美術館と博物館等の散歩記録

美術館、博物館、寺社の宝物館、特別拝観、各地の特別公開を綴ります。

2023年9月10日(日)、2回目の岡山城登城(弐)ー城郭巡りー

登城日:2023年9月10日(日)、曇り時々晴れ

場所:岡山市北区

入場料:400円

 

昨年9月10日の岡山城登城では、天守とともに、城郭も歩き回りました。

 

城郭が下の段、中の段、本段までの3段構えであることは、初めて知りました。

供の腰掛

供の腰掛(説明)

下の段には、侍の供の者が控えていた供の腰掛も復元されました。ここでは、中間になった気分で小休止を兼ねて、板の間に腰を下ろしてみます。

 

天守を見学した後は、中の段を歩いて、天守台を見上げてみます。

天守

天守のある、なしにかかわらず、やはり城郭がはっきりしている城は面白いものです。
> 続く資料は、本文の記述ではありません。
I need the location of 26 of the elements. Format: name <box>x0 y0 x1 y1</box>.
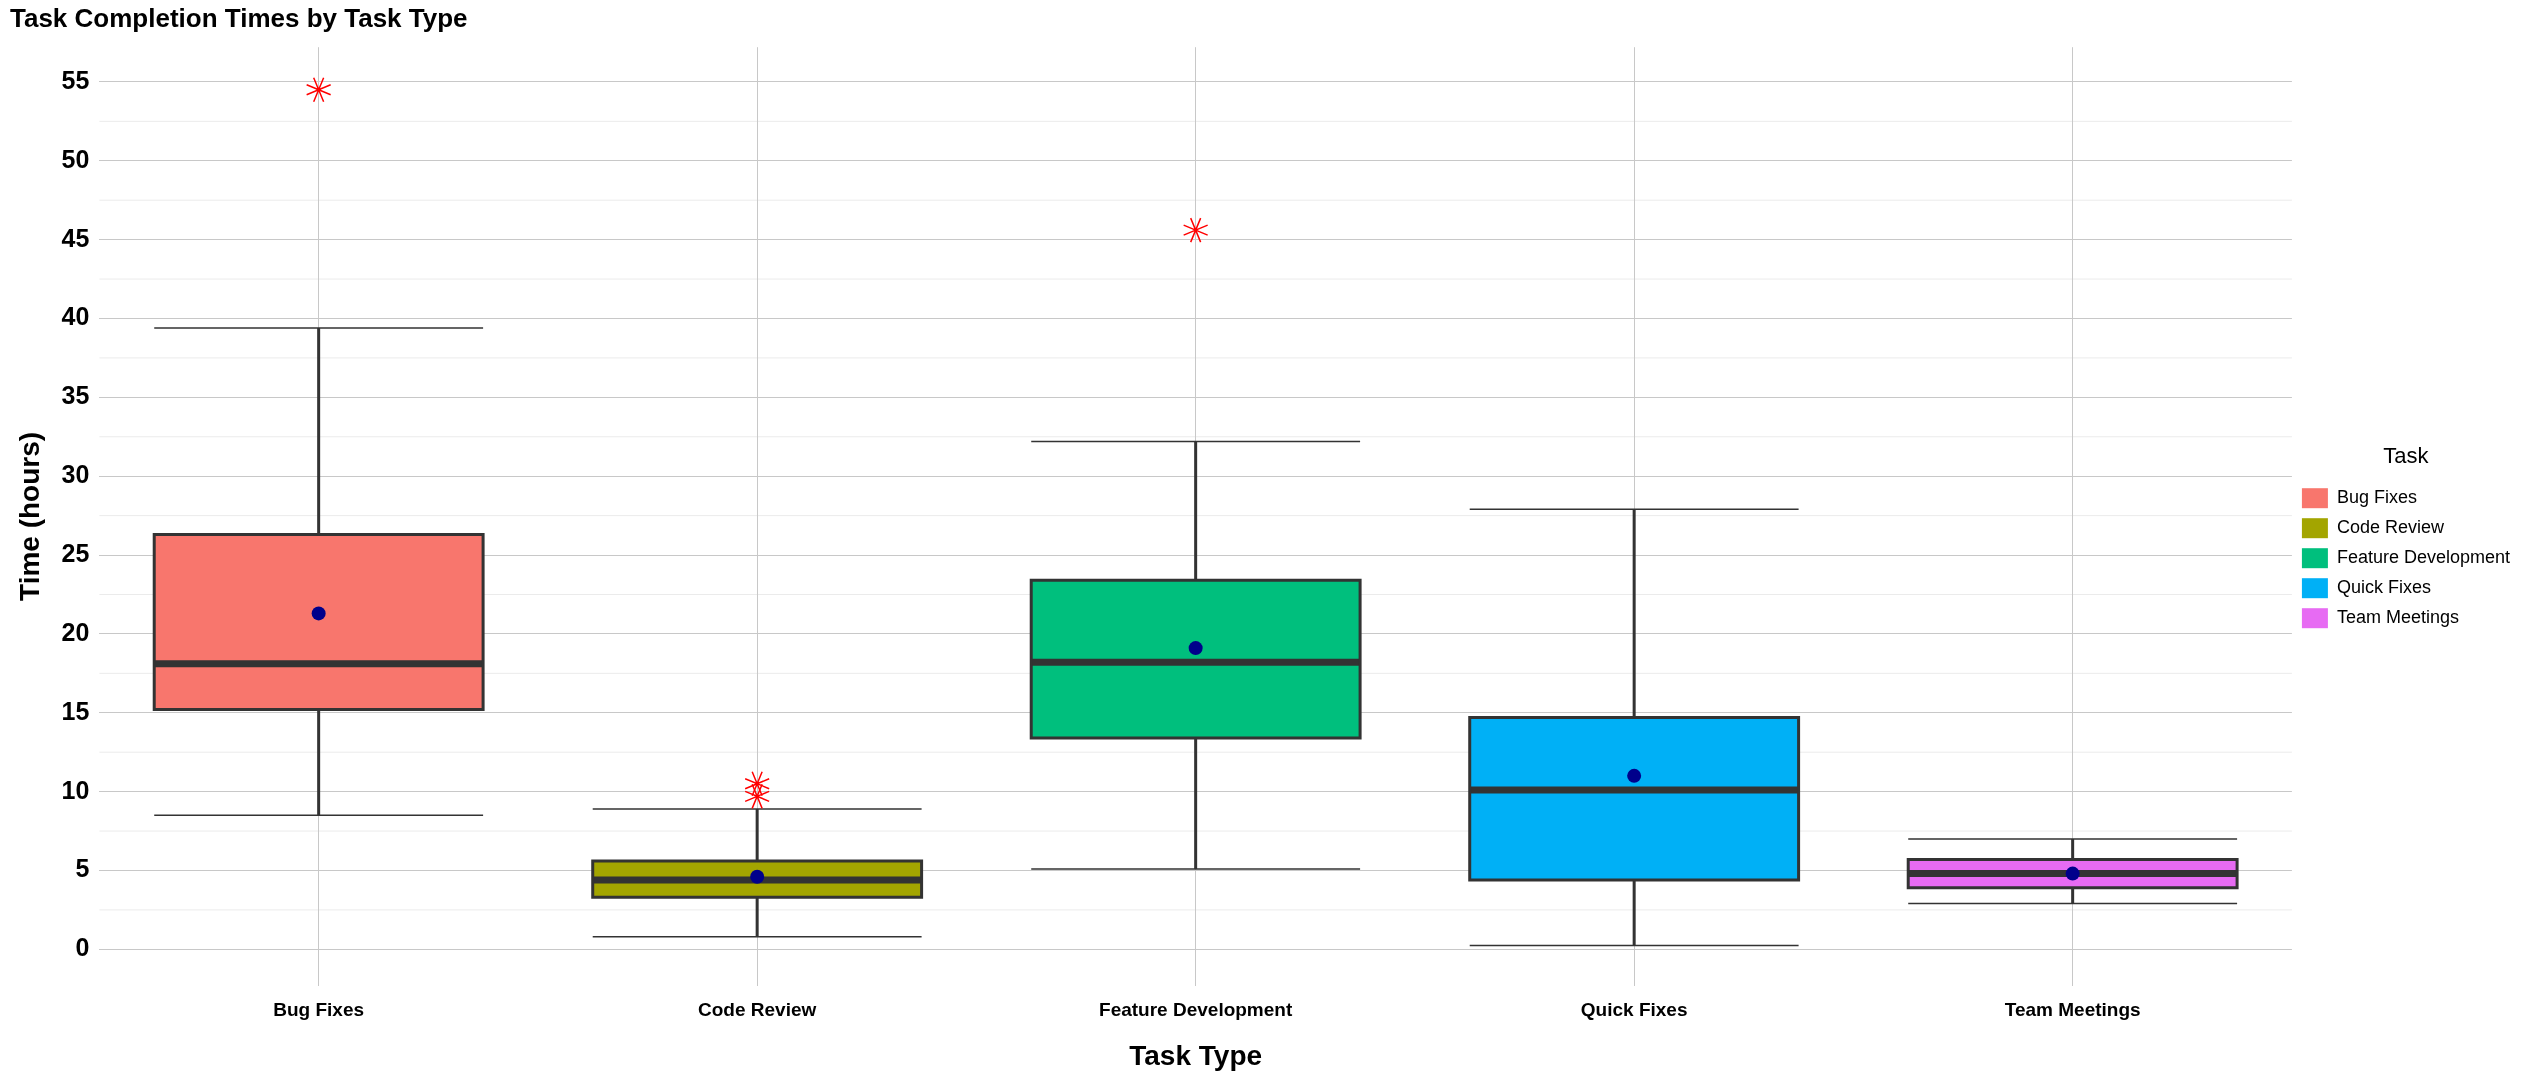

天守台が不等辺五角形であることもまた、天守内の展示を観て初めて知りました。

 

天守台を過ぎても、色々な石垣を見られました。




 

2023年9月10日(日)、2回目の岡山城登城(壱)ー新しくなった天守に入るー

登城日:2023年9月10日(日)、曇り時々晴れ

場所:岡山市北区

入場料:400円

 

昨年9月10日は、約20年ぶりに、岡山城天守に入りました。

烏城

今から20年近く前に生まれて初めて岡山を歩いた時に、最初に訪れた所が、岡山城天守閣でした。その天守閣が改修を行い、新たに開城しました。

先代の天守は、内装が今ひとつで、1度訪れれば十分といった内容であったことを覚えています。

 

新しい天守は、壁板の黒光りが薄日でも反射して輝いています。

金箔が新しくなったシャチホコは、キラキラです。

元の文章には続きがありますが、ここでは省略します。